I would like to do the Cartesian product (e.g. pandas merge with how='cross') between each row and all other rows, but in a groupby. I have found several ways to do it, but they take more than a day to run on my dataset so I'm trying to find a more efficient way to do it.
For instance, I can loop through my DataFrame, save the subsetted DF, do the merge, and then concatenate:
new_df = pd.DataFrame()
for o in set(df['owner']):
tmp = df[df['owner']==o].reset_index(drop=True)
tmp = tmp.merge(tmp, how='cross')
new_df = pd.concat([tmp,new_df])
This will work, but literally takes a few days of running non-stop on my fairly powerful computer.
I apologize if this question is poorly worded or unclear, I'm used to finding solutions but not asking questions myself. Feel free to request clarification.
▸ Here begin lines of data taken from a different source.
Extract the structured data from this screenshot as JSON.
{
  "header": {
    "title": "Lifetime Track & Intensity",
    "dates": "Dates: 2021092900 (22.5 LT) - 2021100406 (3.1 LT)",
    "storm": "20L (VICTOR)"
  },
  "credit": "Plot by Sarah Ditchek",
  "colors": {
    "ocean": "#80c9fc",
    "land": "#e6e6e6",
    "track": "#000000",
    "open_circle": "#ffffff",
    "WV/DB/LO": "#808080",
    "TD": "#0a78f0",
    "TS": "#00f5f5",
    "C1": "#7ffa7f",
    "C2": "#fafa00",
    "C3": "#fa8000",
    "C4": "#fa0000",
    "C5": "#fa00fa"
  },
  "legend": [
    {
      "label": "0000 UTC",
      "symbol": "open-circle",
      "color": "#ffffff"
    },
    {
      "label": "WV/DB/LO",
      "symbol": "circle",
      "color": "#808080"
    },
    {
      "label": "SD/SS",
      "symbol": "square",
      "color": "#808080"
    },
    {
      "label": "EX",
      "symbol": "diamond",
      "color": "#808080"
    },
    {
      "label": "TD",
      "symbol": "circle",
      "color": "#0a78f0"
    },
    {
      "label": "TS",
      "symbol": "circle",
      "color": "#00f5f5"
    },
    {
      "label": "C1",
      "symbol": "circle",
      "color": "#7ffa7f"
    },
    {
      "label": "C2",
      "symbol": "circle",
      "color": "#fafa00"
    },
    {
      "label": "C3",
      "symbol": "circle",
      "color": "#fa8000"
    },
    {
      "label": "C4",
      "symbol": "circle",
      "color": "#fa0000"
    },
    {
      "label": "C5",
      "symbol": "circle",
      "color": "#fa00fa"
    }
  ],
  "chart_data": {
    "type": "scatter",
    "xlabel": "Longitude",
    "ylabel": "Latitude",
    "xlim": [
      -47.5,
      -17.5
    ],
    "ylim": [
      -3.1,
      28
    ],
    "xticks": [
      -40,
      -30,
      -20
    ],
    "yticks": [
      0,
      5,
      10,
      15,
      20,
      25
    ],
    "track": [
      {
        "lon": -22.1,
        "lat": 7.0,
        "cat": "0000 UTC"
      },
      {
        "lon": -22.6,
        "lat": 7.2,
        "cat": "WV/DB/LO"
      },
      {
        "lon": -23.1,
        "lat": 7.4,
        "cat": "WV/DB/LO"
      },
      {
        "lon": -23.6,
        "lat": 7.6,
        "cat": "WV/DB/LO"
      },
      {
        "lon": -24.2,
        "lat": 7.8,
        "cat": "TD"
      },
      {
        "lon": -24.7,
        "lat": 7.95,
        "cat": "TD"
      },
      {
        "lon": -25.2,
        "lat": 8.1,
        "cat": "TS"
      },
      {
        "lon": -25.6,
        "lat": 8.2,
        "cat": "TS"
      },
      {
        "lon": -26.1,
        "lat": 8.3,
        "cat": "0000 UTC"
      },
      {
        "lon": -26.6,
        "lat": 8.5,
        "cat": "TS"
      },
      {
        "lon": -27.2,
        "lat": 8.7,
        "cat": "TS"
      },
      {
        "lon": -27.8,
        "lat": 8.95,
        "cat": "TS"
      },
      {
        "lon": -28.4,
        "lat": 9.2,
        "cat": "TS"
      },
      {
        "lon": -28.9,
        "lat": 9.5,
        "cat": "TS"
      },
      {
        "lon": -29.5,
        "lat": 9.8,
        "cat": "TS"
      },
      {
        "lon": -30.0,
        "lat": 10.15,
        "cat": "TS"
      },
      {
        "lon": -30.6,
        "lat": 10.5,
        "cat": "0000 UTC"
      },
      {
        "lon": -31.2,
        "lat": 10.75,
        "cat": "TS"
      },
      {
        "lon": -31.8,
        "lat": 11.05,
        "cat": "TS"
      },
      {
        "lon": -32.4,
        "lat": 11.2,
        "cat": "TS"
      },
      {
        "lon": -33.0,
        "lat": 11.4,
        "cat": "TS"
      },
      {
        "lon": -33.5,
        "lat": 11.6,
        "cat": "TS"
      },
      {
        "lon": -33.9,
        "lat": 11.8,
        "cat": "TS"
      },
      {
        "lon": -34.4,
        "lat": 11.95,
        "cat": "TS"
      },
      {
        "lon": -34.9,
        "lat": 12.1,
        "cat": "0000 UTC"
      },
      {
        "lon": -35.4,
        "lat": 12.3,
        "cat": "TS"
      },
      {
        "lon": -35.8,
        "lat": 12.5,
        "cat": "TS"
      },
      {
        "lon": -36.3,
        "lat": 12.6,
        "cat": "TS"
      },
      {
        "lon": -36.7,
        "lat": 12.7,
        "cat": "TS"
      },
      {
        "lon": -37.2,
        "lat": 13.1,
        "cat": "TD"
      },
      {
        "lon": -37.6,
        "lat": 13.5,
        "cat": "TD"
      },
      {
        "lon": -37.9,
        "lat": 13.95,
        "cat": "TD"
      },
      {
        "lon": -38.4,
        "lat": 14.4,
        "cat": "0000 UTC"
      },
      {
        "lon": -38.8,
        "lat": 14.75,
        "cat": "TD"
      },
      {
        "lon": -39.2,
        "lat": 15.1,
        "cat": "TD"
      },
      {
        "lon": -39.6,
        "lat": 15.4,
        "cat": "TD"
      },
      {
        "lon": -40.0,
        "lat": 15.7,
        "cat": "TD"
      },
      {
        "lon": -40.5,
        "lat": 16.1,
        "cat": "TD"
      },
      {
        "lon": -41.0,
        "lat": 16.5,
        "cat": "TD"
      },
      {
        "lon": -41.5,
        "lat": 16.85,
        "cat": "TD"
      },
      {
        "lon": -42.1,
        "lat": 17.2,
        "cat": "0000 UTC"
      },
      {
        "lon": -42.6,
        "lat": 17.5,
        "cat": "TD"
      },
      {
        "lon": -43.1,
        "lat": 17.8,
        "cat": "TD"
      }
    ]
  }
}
I would use itertools instead. Here is an example together with the time required to do it:
import pandas as pd
from itertools import product
import time
# Generate large random dataset
n_rows = 100000
n_groups = 1000
df = pd.DataFrame({
'owner': [f'group{i}' for i in range(n_groups) for _ in range(n_rows//n_groups)],
'value': range(n_rows)
})
def cartesian_product(df):
index_combinations = list(product(df.index, repeat=2))
result = pd.DataFrame(index_combinations, columns=['index1', 'index2'])
result = result.merge(df, left_on='index1', right_index=True)
result = result.merge(df, left_on='index2', right_index=True, suffixes=('_1', '_2'))
result = result[result['index1'] != result['index2']]
return result.reset_index(drop=True)
start_time = time.time()
result = df.groupby('owner').apply(cartesian_product)
elapsed_time = time.time() - start_time
print(result)
print(f"Elapsed time: {elapsed_time:.2f} seconds")
which returns
index1 index2 owner_1 value_1 owner_2 value_2
owner
group0 0 1 0 group0 1 group0 0
1 2 0 group0 2 group0 0
2 3 0 group0 3 group0 0
3 4 0 group0 4 group0 0
4 5 0 group0 5 group0 0
... ... ... ... ... ... ...
group999 9895 99994 99999 group999 99994 group999 99999
9896 99995 99999 group999 99995 group999 99999
9897 99996 99999 group999 99996 group999 99999
9898 99997 99999 group999 99997 group999 99999
9899 99998 99999 group999 99998 group999 99999
[9900000 rows x 6 columns]
Elapsed time: 13.59 seconds
The same thing with your method
start_time = time.time()
new_df = pd.DataFrame()
for o in set(df['owner']):
tmp = df[df['owner']==o].reset_index(drop=True)
tmp = tmp.merge(tmp, how='cross')
new_df = pd.concat([tmp,new_df])
elapsed_time = time.time() - start_time
print(new_df)
print(f"Elapsed time: {elapsed_time:.2f} seconds")
returns
owner_x value_x owner_y value_y
0 group628 62800 group628 62800
1 group628 62800 group628 62801
2 group628 62800 group628 62802
3 group628 62800 group628 62803
4 group628 62800 group628 62804
... ... ... ... ...
9995 group146 14699 group146 14695
9996 group146 14699 group146 14696
9997 group146 14699 group146 14697
9998 group146 14699 group146 14698
9999 group146 14699 group146 14699
[10000000 rows x 4 columns]
Elapsed time: 97.56 seconds
So, apply the method I suggested to your particular need.